Cork people are open and friendly, she says. “There is a warmth. There’s a casual acceptance of anything strange and an accompanying curiosity. I like that you can have the life story wrung out of you in minutes.”

Living in Conna, with a laptop for work and an old Nokia for communication, Lorna has developed her own way of doing things.

Lorna received the Arts Council of Ireland’s Covid-19 Response Award for her photography project, ‘2 Metres Apart’, which will be included in Culture Night on September 18.

“This project takes the form of a slideshow and depicts my friends and neighbours within their landscapes,” she says. “What was initially intended as a portrait of isolation turned into one of joyful reunion.”

Lorna is also a member of the artist group Blackwater Valley Makers, based in Pearse Square, Fermoy.

“We have a beautiful arts centre, with visiting exhibitions and our artists’ permanent displays.

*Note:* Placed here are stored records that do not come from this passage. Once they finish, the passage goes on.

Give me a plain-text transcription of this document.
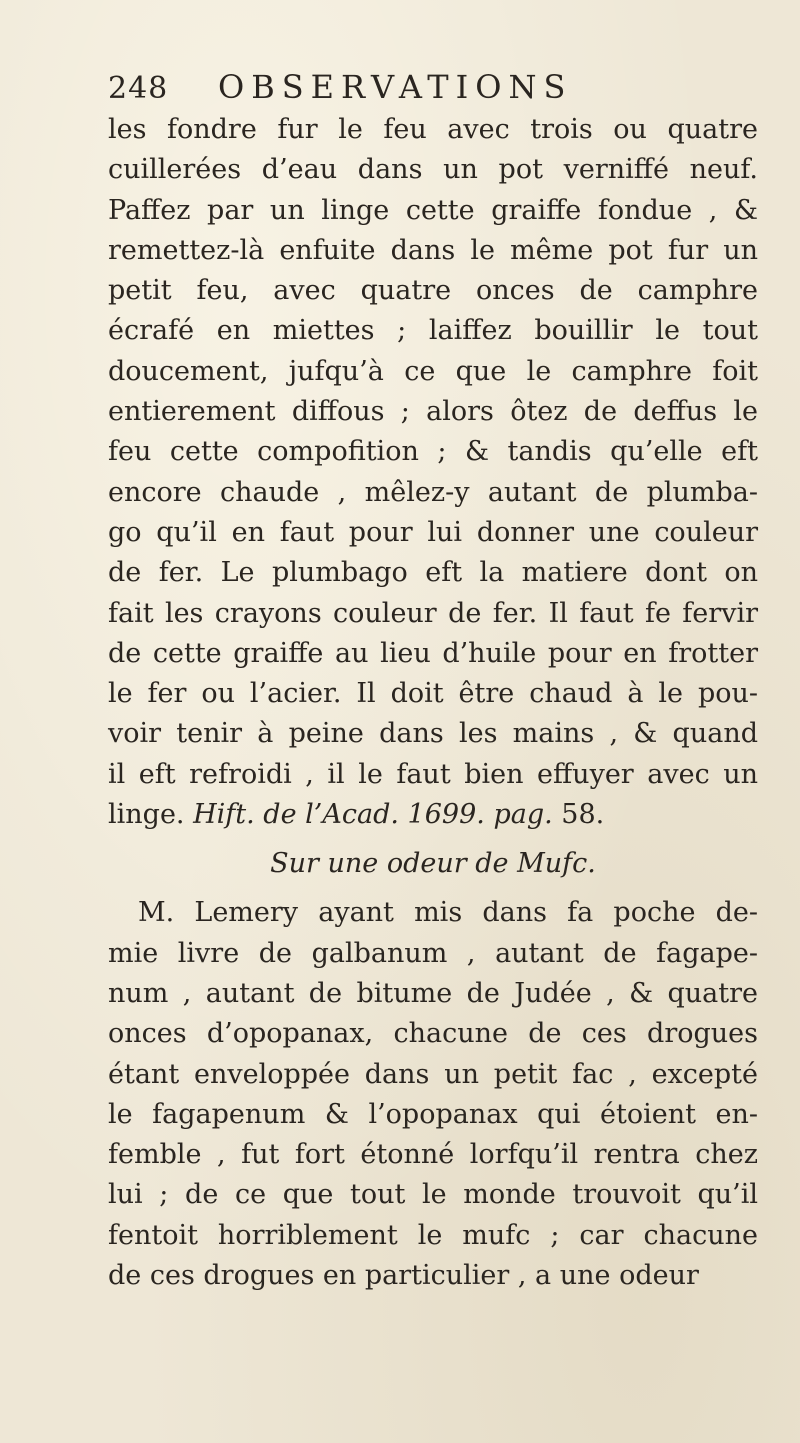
248	OBSERVATIONS
les fondre fur le feu avec trois ou quatre
cuillerées d’eau dans un pot verniffé neuf.
Paffez par un linge cette graiffe fondue , &
remettez-là enfuite dans le même pot fur un
petit feu, avec quatre onces de camphre
écrafé en miettes ; laiffez bouillir le tout
doucement, jufqu’à ce que le camphre foit
entierement diffous ; alors ôtez de deffus le
feu cette compofition ; & tandis qu’elle eft
encore chaude , mêlez-y autant de plumba-
go qu’il en faut pour lui donner une couleur
de fer. Le plumbago eft la matiere dont on
fait les crayons couleur de fer. Il faut fe fervir
de cette graiffe au lieu d’huile pour en frotter
le fer ou l’acier. Il doit être chaud à le pou-
voir tenir à peine dans les mains , & quand
il eft refroidi , il le faut bien effuyer avec un
linge. Hift. de l’Acad. 1699. pag. 58.
Sur une odeur de Mufc.
M. Lemery ayant mis dans fa poche de-
mie livre de galbanum , autant de fagape-
num , autant de bitume de Judée , & quatre
onces d’opopanax, chacune de ces drogues
étant enveloppée dans un petit fac , excepté
le fagapenum & l’opopanax qui étoient en-
femble , fut fort étonné lorfqu’il rentra chez
lui ; de ce que tout le monde trouvoit qu’il
fentoit horriblement le mufc ; car chacune
de ces drogues en particulier , a une odeur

The sense of community and support in the group has been invaluable over this past year and a half,” she says.

When not working, Lorna enjoys cooking up an eclectic dish from scratch or walking their two-and-a-half-year-old dog, Angus.

“I love cooking. I like the creativity involved in making a meal from scratch, things like Mexican or Japanese food. I used to be a vegetarian, but I’m not any more,” Lorna says.

She also likes dark thriller movies or mystery films and enjoys watching the story unfold.

Creativity runs in the family, with Lorna’s son, Rory, working in London on the next Mission Impossible movie, making sets from plaster.

Lorna’s other son, Conor, has a forge in Glasgow, where he makes decorative swords and knives from lawnmower blades.

Although their children are living in Scotland and England, Lorna and Gary are very happy in Cork.

“Our family all live back at home in Scotland and some are in England. Between us, we have five amazing children, all grown-up, and a large extended family.

“We miss them all. But we are lucky to have friends and community here that we consider as family,” Lorna says.